Figure 2. (A) A-Scan Ultrasound Prior to Initiation of Propranolol Documented a Lesion with a Maximal Depth of 22.3 mm. The Arrows Correlate to the Anterior and Posterior Aspects of the Lesion. The Line Shows Sound Attenuation (angle Kappa) Through the Lesion. (B) A-Scan Ultrasound 2 Weeks After Initiation of Treatment Documented a Lesion with a Maximal Depth of 20 mm. The Arrows Correlate to the Anterior and Posterior Aspects of the Lesion, Which Has Clearly Reduced in Size. (C) A-Scan Ultrasound 6½ Weeks After Initiation of Treatment Documented a Lesion with a Maximal Depth of 16 mm. The Arrows Mark the Anterior and Posterior Reflectivity Spikes in the Area of the Previous Lesion, Which now Is Significantly Reduced in Size and Looks More Similar to the Normal Periocular Pattern.

Discussion

Current treatment for vision-threatening periocular capillary hemangiomas includes systemic, topical, or intralesional corticosteroids, interferon alfa-2b, radiation, and surgery. Systemic steroids have a low response rate, with only 30% of life- or vision-threatening hemangiomas responding with marked regression,3 and hemangiomas larger than 20 cm2 have been documented to have a poorer response. According to Chowdri et al.3 and Kushner,4 intralesional steroids result in a higher response rate (80% and 84%, respectively). This modality has significant risks,5 including optic neuropathy, subcutaneous deposits, tissue atrophy, eyelid necrosis, adrenal suppression, retrograde embolization, and central retinal artery occlusion.

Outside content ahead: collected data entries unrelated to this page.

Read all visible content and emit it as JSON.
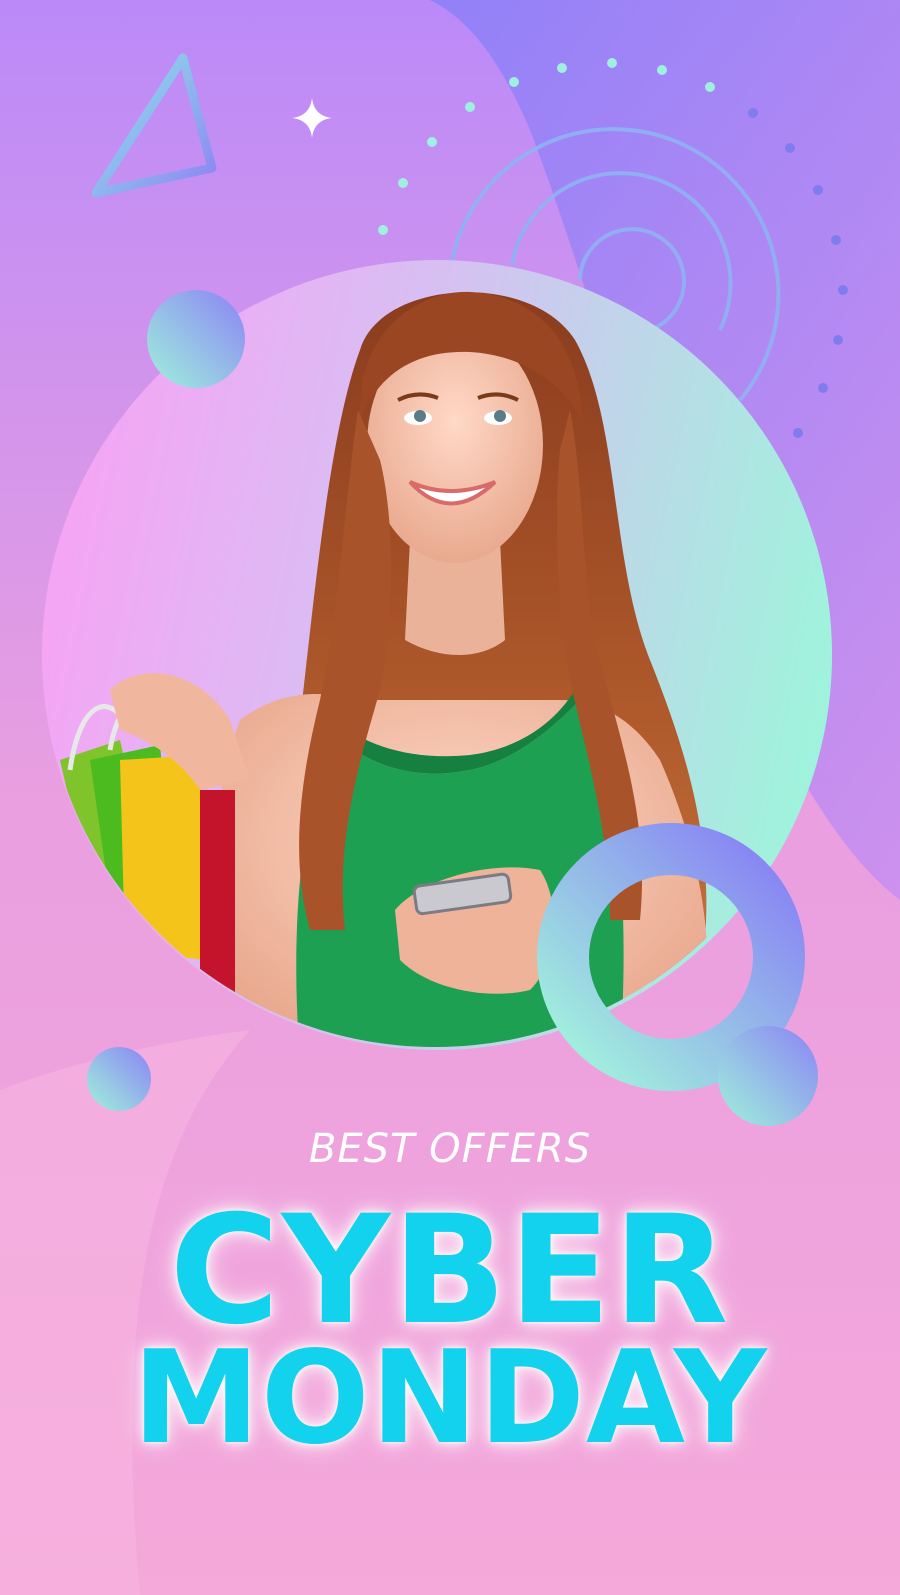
{
  "poster": {
    "subtitle": "BEST OFFERS",
    "headline_line1": "CYBER",
    "headline_line2": "MONDAY"
  },
  "colors": {
    "background_top": "#bb8af8",
    "background_bottom": "#f5a7d8",
    "headline": "#12d2ee",
    "mint": "#9cf5dd",
    "periwinkle": "#8a82f4"
  },
  "images": {
    "photo": "woman-with-shopping-bags-photo"
  }
}
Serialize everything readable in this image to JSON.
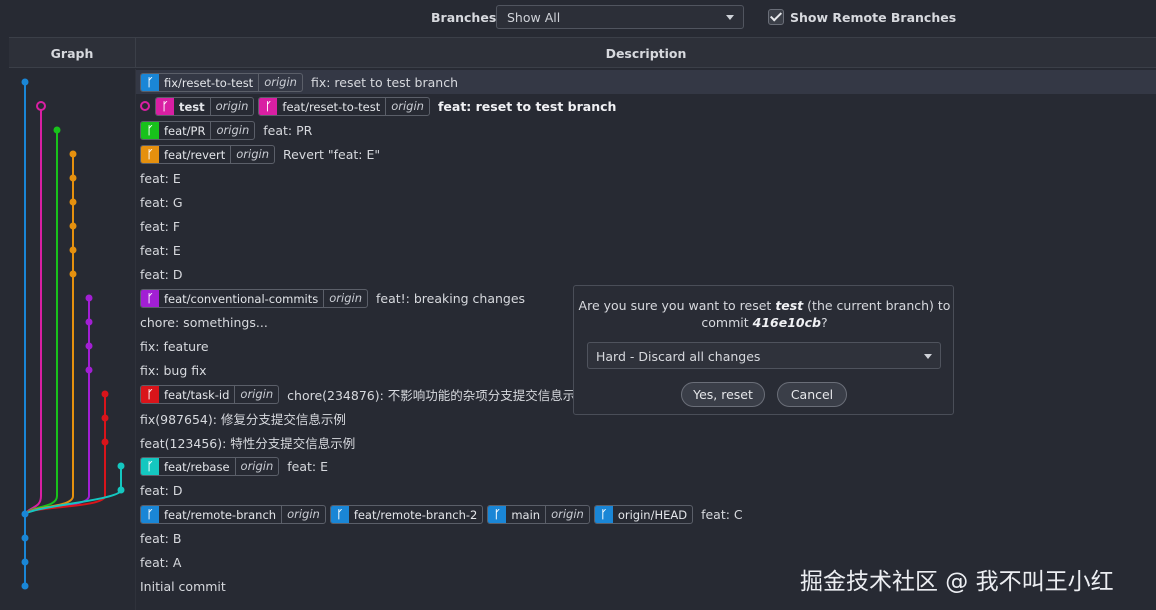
{
  "toolbar": {
    "branches_label": "Branches:",
    "branches_value": "Show All",
    "show_remote_label": "Show Remote Branches",
    "show_remote_checked": true
  },
  "columns": {
    "graph": "Graph",
    "description": "Description"
  },
  "colors": {
    "blue": "#1a86d6",
    "magenta": "#d91fa3",
    "green": "#18c21b",
    "orange": "#e5900e",
    "purple": "#a21fd4",
    "red": "#d9141a",
    "cyan": "#14c7c0"
  },
  "commits": [
    {
      "refs": [
        {
          "name": "fix/reset-to-test",
          "remote": "origin",
          "color": "#1a86d6"
        }
      ],
      "message": "fix: reset to test branch"
    },
    {
      "head": true,
      "refs": [
        {
          "name": "test",
          "remote": "origin",
          "color": "#d91fa3",
          "current": true
        },
        {
          "name": "feat/reset-to-test",
          "remote": "origin",
          "color": "#d91fa3"
        }
      ],
      "message": "feat: reset to test branch",
      "bold": true
    },
    {
      "refs": [
        {
          "name": "feat/PR",
          "remote": "origin",
          "color": "#18c21b"
        }
      ],
      "message": "feat: PR"
    },
    {
      "refs": [
        {
          "name": "feat/revert",
          "remote": "origin",
          "color": "#e5900e"
        }
      ],
      "message": "Revert \"feat: E\""
    },
    {
      "refs": [],
      "message": "feat: E"
    },
    {
      "refs": [],
      "message": "feat: G"
    },
    {
      "refs": [],
      "message": "feat: F"
    },
    {
      "refs": [],
      "message": "feat: E"
    },
    {
      "refs": [],
      "message": "feat: D"
    },
    {
      "refs": [
        {
          "name": "feat/conventional-commits",
          "remote": "origin",
          "color": "#a21fd4"
        }
      ],
      "message": "feat!: breaking changes"
    },
    {
      "refs": [],
      "message": "chore: somethings..."
    },
    {
      "refs": [],
      "message": "fix: feature"
    },
    {
      "refs": [],
      "message": "fix: bug fix"
    },
    {
      "refs": [
        {
          "name": "feat/task-id",
          "remote": "origin",
          "color": "#d9141a"
        }
      ],
      "message": "chore(234876): 不影响功能的杂项分支提交信息示例"
    },
    {
      "refs": [],
      "message": "fix(987654): 修复分支提交信息示例"
    },
    {
      "refs": [],
      "message": "feat(123456): 特性分支提交信息示例"
    },
    {
      "refs": [
        {
          "name": "feat/rebase",
          "remote": "origin",
          "color": "#14c7c0"
        }
      ],
      "message": "feat: E"
    },
    {
      "refs": [],
      "message": "feat: D"
    },
    {
      "refs": [
        {
          "name": "feat/remote-branch",
          "remote": "origin",
          "color": "#1a86d6"
        },
        {
          "name": "feat/remote-branch-2",
          "remote": "",
          "color": "#1a86d6"
        },
        {
          "name": "main",
          "remote": "origin",
          "color": "#1a86d6"
        },
        {
          "name": "origin/HEAD",
          "remote": "",
          "color": "#1a86d6"
        }
      ],
      "message": "feat: C"
    },
    {
      "refs": [],
      "message": "feat: B"
    },
    {
      "refs": [],
      "message": "feat: A"
    },
    {
      "refs": [],
      "message": "Initial commit"
    }
  ],
  "dialog": {
    "question_prefix": "Are you sure you want to reset ",
    "branch": "test",
    "question_middle": " (the current branch) to",
    "question_line2_prefix": "commit ",
    "commit": "416e10cb",
    "question_suffix": "?",
    "mode": "Hard - Discard all changes",
    "confirm_label": "Yes, reset",
    "cancel_label": "Cancel"
  },
  "watermark": "掘金技术社区 @ 我不叫王小红"
}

Although measures to avoid the complication of retinal embolization lower the risk of central retinal artery occlusion,6 this potentially blinding consequence is often feared by patients’ families and practitioners. Therefore, other treatment modalities have been investigated. Hastings et al.7 studied the use of interferon alfa-2b in the treatment of 40 children 3 years old or younger with life- or vision-threatening hemangiomas, 35 of whom had no response to oral or intralesional steroids. Treatment with interferon alfa-2b resulted in an average regression of 82%, as measured by computed tomography. However, this therapy required daily subcutaneous injections over 3 months and had risks including fever, neutropenia, increased liver function tests, and intercurrent mild illnesses.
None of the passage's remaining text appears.